When Keith came back with his family, two days later, he put Russ to work on the ranch. To the farming skills Russ already had he added new ones. He learned how to lasso a calf, how to catch a horse on a range without fences, how to compel a cow to walk backward in a narrow gully. He experienced the misery of sheep dip for all concerned, both the sheep and anyone who touched the vile liquid. Keith’s brother-in-law castrated a stallion and threw a bloody testicle at Russ, and Russ threw it back at him. He and Keith rode far up the canyon and camped beneath a milky host of stars, saw the si
lent silhouettes of gliding owls, heard spirits whistling in rock crevices, ate roasted pinyon nuts. When his worst fear was realized, in the form of a scorpion sting on his ankle, he learned that it merely hurt like the dickens.

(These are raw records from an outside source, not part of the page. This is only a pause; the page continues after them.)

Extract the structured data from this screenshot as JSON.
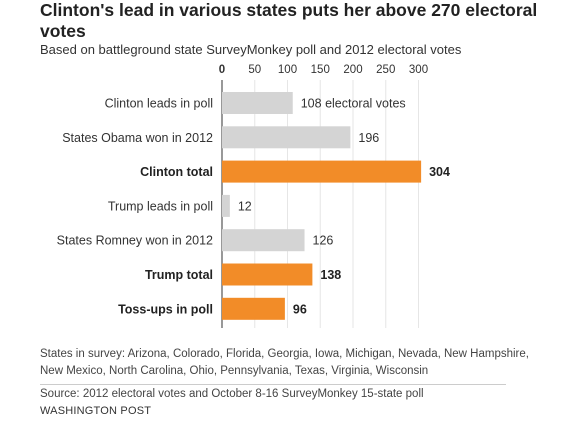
{
  "header": {
    "title": "Clinton's lead in various states puts her above 270 electoral votes",
    "subtitle": "Based on battleground state SurveyMonkey poll and 2012 electoral votes"
  },
  "chart_data": {
    "type": "bar",
    "orientation": "horizontal",
    "xlim": [
      0,
      300
    ],
    "ticks": [
      0,
      50,
      100,
      150,
      200,
      250,
      300
    ],
    "tick_labels": [
      "0",
      "50",
      "100",
      "150",
      "200",
      "250",
      "300"
    ],
    "grid": true,
    "categories": [
      "Clinton leads in poll",
      "States Obama won in 2012",
      "Clinton total",
      "Trump leads in poll",
      "States Romney won in 2012",
      "Trump total",
      "Toss-ups in poll"
    ],
    "values": [
      108,
      196,
      304,
      12,
      126,
      138,
      96
    ],
    "value_labels": [
      "108 electoral votes",
      "196",
      "304",
      "12",
      "126",
      "138",
      "96"
    ],
    "highlight": [
      false,
      false,
      true,
      false,
      false,
      true,
      true
    ],
    "colors": {
      "default": "#d4d4d4",
      "highlight": "#f28c28"
    }
  },
  "footer": {
    "note": "States in survey: Arizona, Colorado, Florida, Georgia, Iowa, Michigan, Nevada, New Hampshire, New Mexico, North Carolina, Ohio, Pennsylvania, Texas, Virginia, Wisconsin",
    "source": "Source: 2012 electoral votes and October 8-16 SurveyMonkey 15-state poll",
    "credit": "WASHINGTON POST"
  }
}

The longer he stayed with the Diné, the more resemblance he saw with his own community in Indiana. The Diné, too, preferred to live apart and seek harmony, and their women were like his mother—sturdy and patient, permitted to own land. In the stories kept alive by medicine men, the original divine mother, Changing Woman, who was named for her seasons, had partnered with the Sun and given birth to twin sons. Like Russ’s mother, Changing Woman was associated with the fruit of the land. She’d raised the sons and instilled them with practical wisdom, while the solar father, though necessary for creating life, remained aloof. And just as Mennonites recalled their martyrs, so the Diné sang of their Long Walk to the prison camp in the 1860s, the years of disease and hunger inflicted on them there. The Diné, too, defined themselves by persecution, and their country, close to nothing, welcoming to no one, a desert, was even godlier than Indiana. It was in the desert, after all, that the Israelites had received the Word of God, the one God of all mankind, and that Jesus, while summoning clarity for his ministry, had prayed for forty days and forty nights.

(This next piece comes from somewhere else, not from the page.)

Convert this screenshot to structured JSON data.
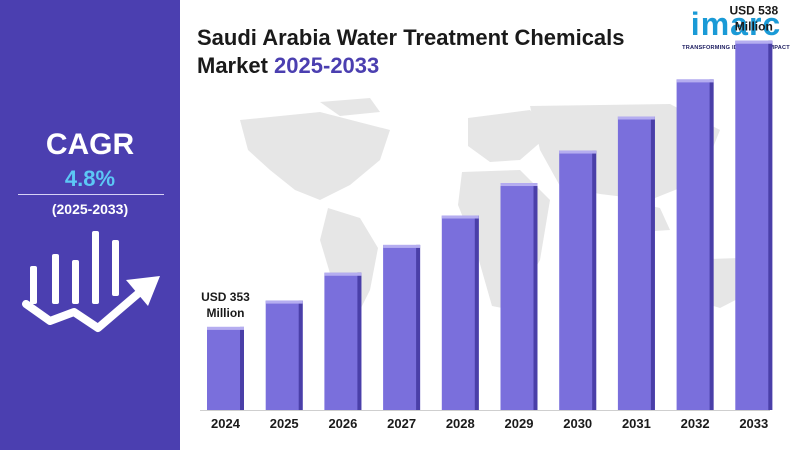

During Russ’s forty days in Diné Bikéyah, Keith advised him not to point at shooting stars, not to whistle at night, not to look a stranger in the eye, and not to ask a man his name before it was offered. When a Diné man died in his hogan, his family had to burn it and destroy whatever had touched him. Out on the open mesa, Keith nodded at a sun-bleached horse skeleton, still saddled a decade after the horse’s rider had been struck by lightning, and told Russ to stay away from it. Keith said the man’s bad luck adhered to the spot, and Russ, in the shimmering heat, the rarefied air, found that this made sense to him. While man experienced time as a progression, from unknown past to unknowable future, to God the entire course of history was eternally present. To God, the site of the lightning strike wasn’t just the spot where a man had died but the spot where he would later die and the spot where, in God’s perfect knowledge, he was forever dying. Being in the desert made a mystery like this accessible.